Clacton-on-Sea: Martello Tower E
Introduction
The photograph on this page of Clacton-on-Sea: Martello Tower E by Nigel Cox as part of the Geograph project.
The Geograph project started in 2005 with the aim of publishing, organising and preserving representative images for every square kilometre of Great Britain, Ireland and the Isle of Man.

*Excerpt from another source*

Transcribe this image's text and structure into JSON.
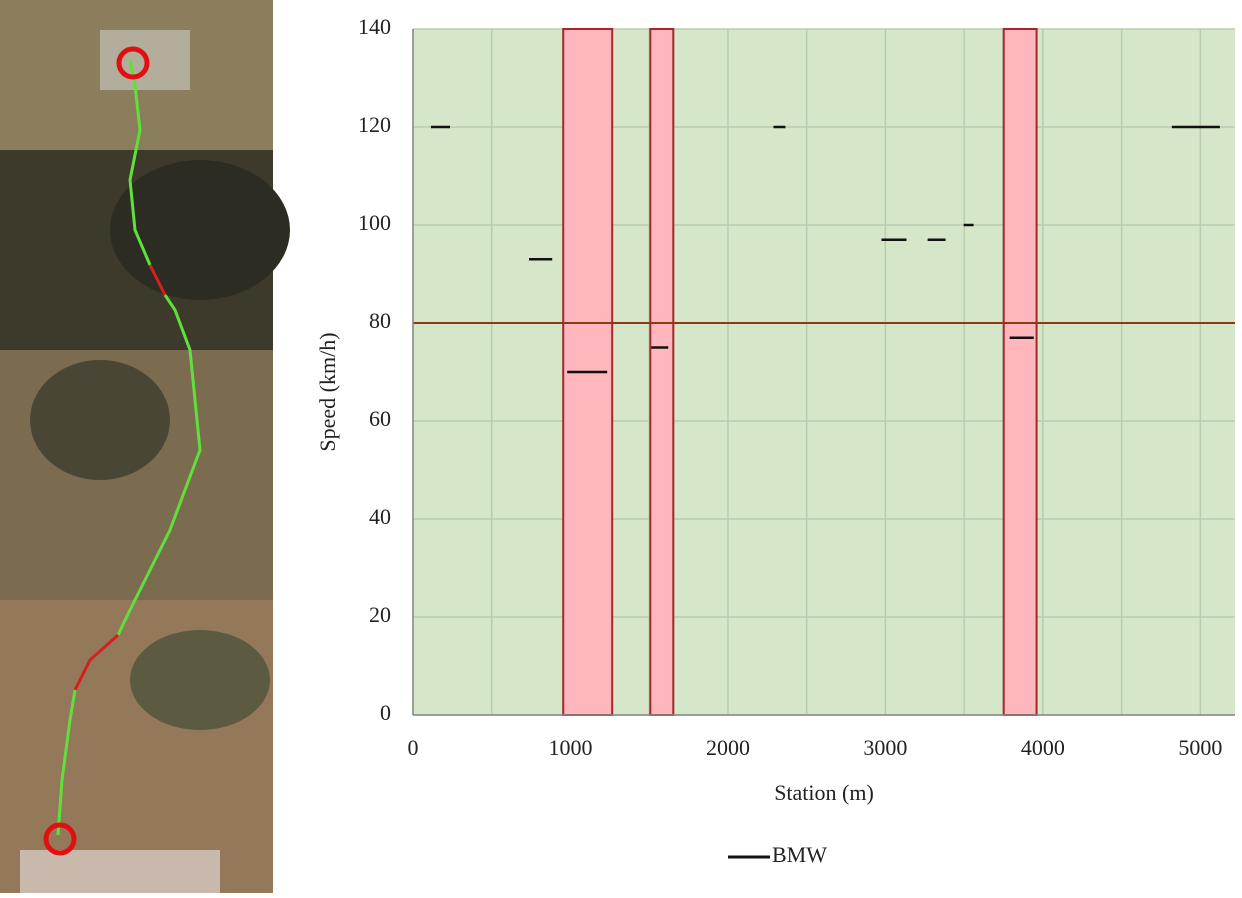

There are currently over 7.5m images from over 14,400 individuals and you can help contribute to the project by visiting https://www.geograph.org.uk

Image: © Nigel Cox Taken: 28 Oct 2018
The east coast Martello Towers were built between 1808 and 1812. 29 were built from St Osyth in Essex north-eastwards to Aldeburgh in Suffolk, and are named by Historic England in the same order from A to Z then AA to CC, so this is the fifth tower along. Just to confuse the issue the Ordnance Survey refer to this one as Tower No 2 on all their mapping. The east coast towers are not circular in plan nor oval as might be thought from this viewpoint, but more of a triangular ovoid for want of a better term. This one is a Scheduled Monument and a Grade II Listed Building and the Historic England website describes it quite briefly thus:- "Martello Tower adjacent to sea wall, Butlins Holiday Village. Vari-coloured brick, made at Grays, Essex, now rendered. Stone parapet. Rusticated stone dressings to 4 windows and door at half height. Built at a cost of approximately £5,000." The Butlin's Holiday Camp has long been demolished, but the 1955 large scale Ordnance Survey maps show the tower completely surrounded by the camp. Interestingly the Victorian Ordnance Survey large scale maps do not show these towers at all, just the boundary lines of the plots, so evidently they were considered to be of military significance long after the threat of a Napoleonic invasion had passed. This one is evidently in a dangerous state and a half-hearted attempt has been made to keep the hoi polloi out with some fairly rickety Heras fencing. The Ordnance Survey records also show that there is a 4th Order Triangulation Station, a bolt, set somewhere on the roof. This would have served the same purpose as the more familiar triangulation pillars, as being a point that had been very accurately co-ordinated to the mapping grid of the time. The OS records also state that it was last maintained in 1959, and that since the tower was bricked up, a very long ladder was required to access the roof!